Staged Extraction - EXPERIMENTAL¶
Overview¶
Staged extraction is a multi-pass extraction mode for the LLM backend when using many-to-one processing. It is useful for complex nested templates and for models that benefit from smaller, focused tasks.
Set extraction_contract="staged" in your config or use --extraction-contract staged on the CLI. Staged currently uses legacy prompt-schema mode only (no API-level structured output) to avoid provider-specific failures; the global structured_output setting does not apply to staged.
Experimental feature - Not production-ready
Staged extraction is still in an experimental phase.

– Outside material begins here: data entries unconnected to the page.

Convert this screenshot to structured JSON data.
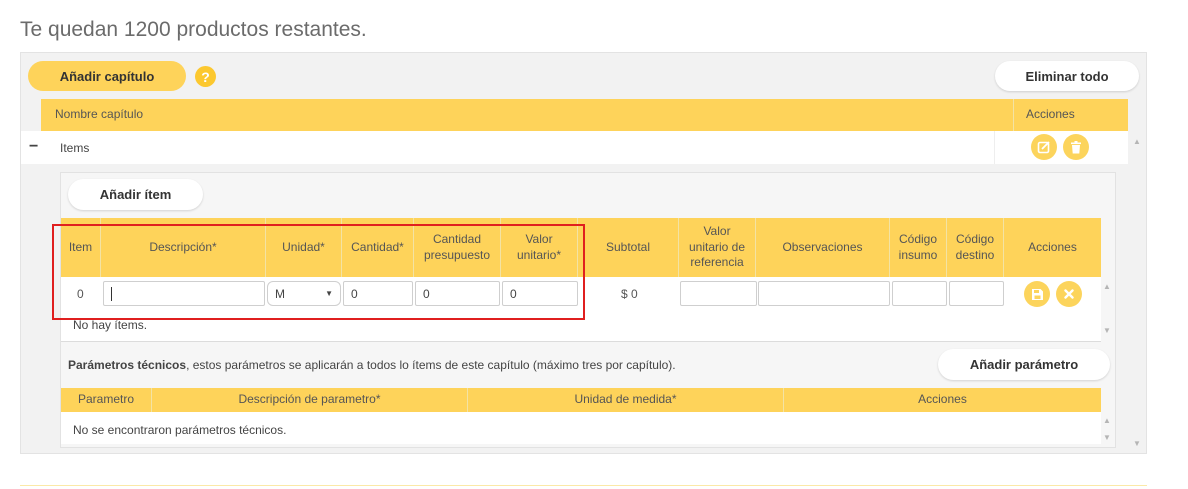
{
  "page": {
    "title": "Te quedan 1200 productos restantes."
  },
  "toolbar": {
    "add_chapter_label": "Añadir capítulo",
    "help_label": "?",
    "delete_all_label": "Eliminar todo"
  },
  "chapters_table": {
    "headers": {
      "name": "Nombre capítulo",
      "actions": "Acciones"
    },
    "row": {
      "toggle": "−",
      "name": "Items"
    }
  },
  "items_section": {
    "add_item_label": "Añadir ítem",
    "headers": {
      "item": "Item",
      "description": "Descripción*",
      "unit": "Unidad*",
      "quantity": "Cantidad*",
      "budget_quantity": "Cantidad presupuesto",
      "unit_value": "Valor unitario*",
      "subtotal": "Subtotal",
      "reference_value": "Valor unitario de referencia",
      "observations": "Observaciones",
      "input_code": "Código insumo",
      "destination_code": "Código destino",
      "actions": "Acciones"
    },
    "row": {
      "index": "0",
      "description": "",
      "unit": "M",
      "quantity": "0",
      "budget_quantity": "0",
      "unit_value": "0",
      "subtotal": "$ 0",
      "reference_value": "",
      "observations": "",
      "input_code": "",
      "destination_code": ""
    },
    "empty_text": "No hay ítems."
  },
  "parameters_section": {
    "intro_bold": "Parámetros técnicos",
    "intro_rest": ", estos parámetros se aplicarán a todos lo ítems de este capítulo (máximo tres por capítulo).",
    "add_parameter_label": "Añadir parámetro",
    "headers": {
      "parameter": "Parametro",
      "description": "Descripción de parametro*",
      "unit": "Unidad de medida*",
      "actions": "Acciones"
    },
    "empty_text": "No se encontraron parámetros técnicos."
  },
  "colors": {
    "accent": "#fed35a",
    "icon_accent": "#fcd45c",
    "highlight": "#e01f1f"
  }
}
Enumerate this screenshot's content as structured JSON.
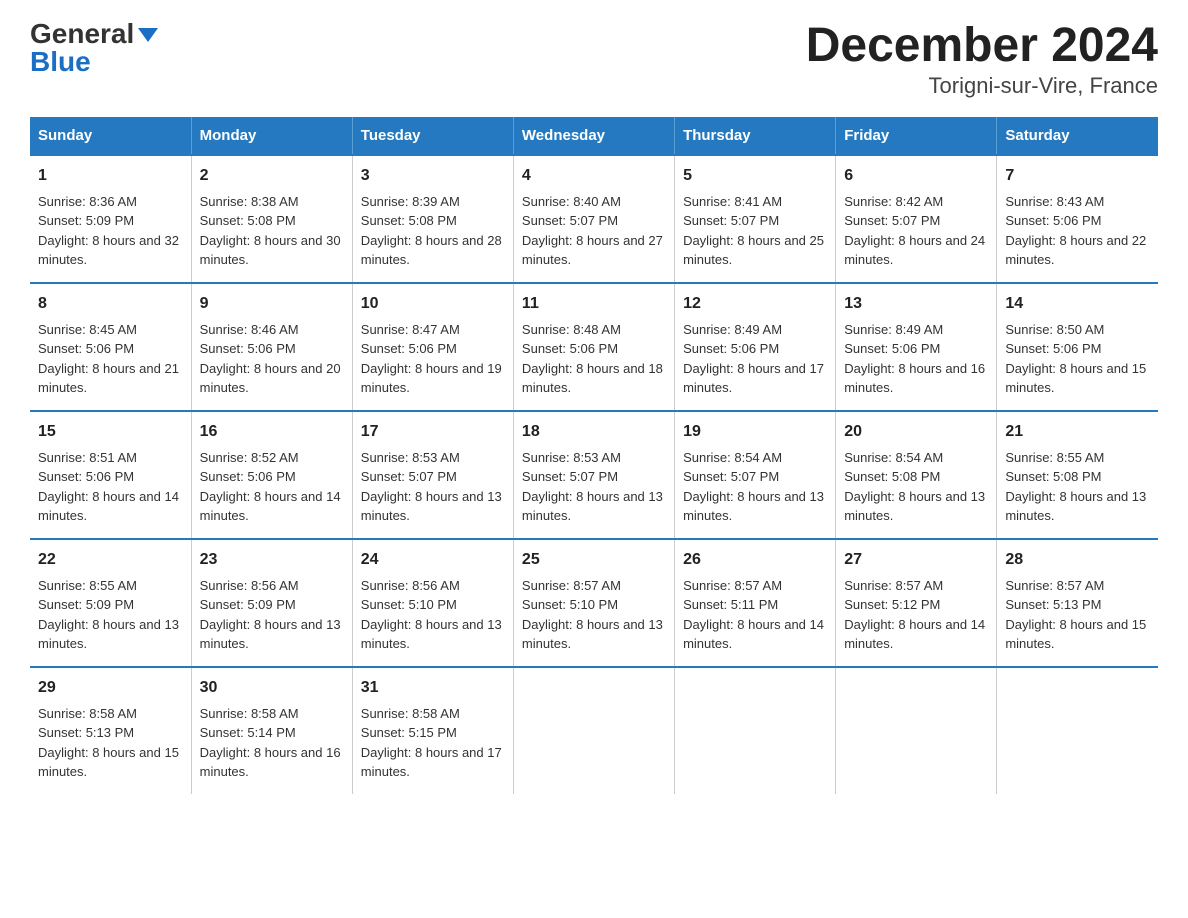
{
  "logo": {
    "general": "General",
    "blue": "Blue"
  },
  "title": "December 2024",
  "subtitle": "Torigni-sur-Vire, France",
  "days_of_week": [
    "Sunday",
    "Monday",
    "Tuesday",
    "Wednesday",
    "Thursday",
    "Friday",
    "Saturday"
  ],
  "weeks": [
    [
      {
        "day": "1",
        "sunrise": "8:36 AM",
        "sunset": "5:09 PM",
        "daylight": "8 hours and 32 minutes."
      },
      {
        "day": "2",
        "sunrise": "8:38 AM",
        "sunset": "5:08 PM",
        "daylight": "8 hours and 30 minutes."
      },
      {
        "day": "3",
        "sunrise": "8:39 AM",
        "sunset": "5:08 PM",
        "daylight": "8 hours and 28 minutes."
      },
      {
        "day": "4",
        "sunrise": "8:40 AM",
        "sunset": "5:07 PM",
        "daylight": "8 hours and 27 minutes."
      },
      {
        "day": "5",
        "sunrise": "8:41 AM",
        "sunset": "5:07 PM",
        "daylight": "8 hours and 25 minutes."
      },
      {
        "day": "6",
        "sunrise": "8:42 AM",
        "sunset": "5:07 PM",
        "daylight": "8 hours and 24 minutes."
      },
      {
        "day": "7",
        "sunrise": "8:43 AM",
        "sunset": "5:06 PM",
        "daylight": "8 hours and 22 minutes."
      }
    ],
    [
      {
        "day": "8",
        "sunrise": "8:45 AM",
        "sunset": "5:06 PM",
        "daylight": "8 hours and 21 minutes."
      },
      {
        "day": "9",
        "sunrise": "8:46 AM",
        "sunset": "5:06 PM",
        "daylight": "8 hours and 20 minutes."
      },
      {
        "day": "10",
        "sunrise": "8:47 AM",
        "sunset": "5:06 PM",
        "daylight": "8 hours and 19 minutes."
      },
      {
        "day": "11",
        "sunrise": "8:48 AM",
        "sunset": "5:06 PM",
        "daylight": "8 hours and 18 minutes."
      },
      {
        "day": "12",
        "sunrise": "8:49 AM",
        "sunset": "5:06 PM",
        "daylight": "8 hours and 17 minutes."
      },
      {
        "day": "13",
        "sunrise": "8:49 AM",
        "sunset": "5:06 PM",
        "daylight": "8 hours and 16 minutes."
      },
      {
        "day": "14",
        "sunrise": "8:50 AM",
        "sunset": "5:06 PM",
        "daylight": "8 hours and 15 minutes."
      }
    ],
    [
      {
        "day": "15",
        "sunrise": "8:51 AM",
        "sunset": "5:06 PM",
        "daylight": "8 hours and 14 minutes."
      },
      {
        "day": "16",
        "sunrise": "8:52 AM",
        "sunset": "5:06 PM",
        "daylight": "8 hours and 14 minutes."
      },
      {
        "day": "17",
        "sunrise": "8:53 AM",
        "sunset": "5:07 PM",
        "daylight": "8 hours and 13 minutes."
      },
      {
        "day": "18",
        "sunrise": "8:53 AM",
        "sunset": "5:07 PM",
        "daylight": "8 hours and 13 minutes."
      },
      {
        "day": "19",
        "sunrise": "8:54 AM",
        "sunset": "5:07 PM",
        "daylight": "8 hours and 13 minutes."
      },
      {
        "day": "20",
        "sunrise": "8:54 AM",
        "sunset": "5:08 PM",
        "daylight": "8 hours and 13 minutes."
      },
      {
        "day": "21",
        "sunrise": "8:55 AM",
        "sunset": "5:08 PM",
        "daylight": "8 hours and 13 minutes."
      }
    ],
    [
      {
        "day": "22",
        "sunrise": "8:55 AM",
        "sunset": "5:09 PM",
        "daylight": "8 hours and 13 minutes."
      },
      {
        "day": "23",
        "sunrise": "8:56 AM",
        "sunset": "5:09 PM",
        "daylight": "8 hours and 13 minutes."
      },
      {
        "day": "24",
        "sunrise": "8:56 AM",
        "sunset": "5:10 PM",
        "daylight": "8 hours and 13 minutes."
      },
      {
        "day": "25",
        "sunrise": "8:57 AM",
        "sunset": "5:10 PM",
        "daylight": "8 hours and 13 minutes."
      },
      {
        "day": "26",
        "sunrise": "8:57 AM",
        "sunset": "5:11 PM",
        "daylight": "8 hours and 14 minutes."
      },
      {
        "day": "27",
        "sunrise": "8:57 AM",
        "sunset": "5:12 PM",
        "daylight": "8 hours and 14 minutes."
      },
      {
        "day": "28",
        "sunrise": "8:57 AM",
        "sunset": "5:13 PM",
        "daylight": "8 hours and 15 minutes."
      }
    ],
    [
      {
        "day": "29",
        "sunrise": "8:58 AM",
        "sunset": "5:13 PM",
        "daylight": "8 hours and 15 minutes."
      },
      {
        "day": "30",
        "sunrise": "8:58 AM",
        "sunset": "5:14 PM",
        "daylight": "8 hours and 16 minutes."
      },
      {
        "day": "31",
        "sunrise": "8:58 AM",
        "sunset": "5:15 PM",
        "daylight": "8 hours and 17 minutes."
      },
      null,
      null,
      null,
      null
    ]
  ]
}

Expect ongoing quality improvements, but also be aware that clean breaks may happen and backward compatibility is not guaranteed yet.
When to use:
- Nested Pydantic templates with lists and sub-objects (e.g. offers with included guarantees)
- You want stable identity-first extraction (IDs from the document, then fill)
- Direct single-pass extraction struggles with consistency
When to use direct (default):
- Flat or simple templates
- You prefer a single extraction pass and programmatic merge
How It Works¶
Staged extraction runs three conceptual phases:
-
Catalog — Built from your Pydantic template. Derives all extractable node types and paths (e.g. root,
offres[],offres[].garanties_incluses[]) and theirgraph_id_fieldsand parent rules. -
ID pass — The LLM discovers node instances per path with only the identifiers (from
graph_id_fields) and parent linkage. Output is a skeleton: path, ids, parent. No full content yet. By default only paths that have identity fields are sent (reducing prompt size and truncation). ID pass can be auto-sharded when the catalog is large (root and top-level paths first); shards run in parallel whenparallel_workers> 1. -
Fill pass — For each path, the LLM fills full schema content for the skeleton instances. Paths are processed in bottom-up order (leaf paths first). Fill calls can run in parallel. Each path gets a projected schema (no nested child paths in the same call), so root and children stay consistent. Results are merged into the root model by parent linkage.
-
Quality gate — After merge, a quick check runs (e.g. root instance present, minimum instances). If it fails, the pipeline can fall back to direct extraction so you still get a result; the trace will indicate why (e.g.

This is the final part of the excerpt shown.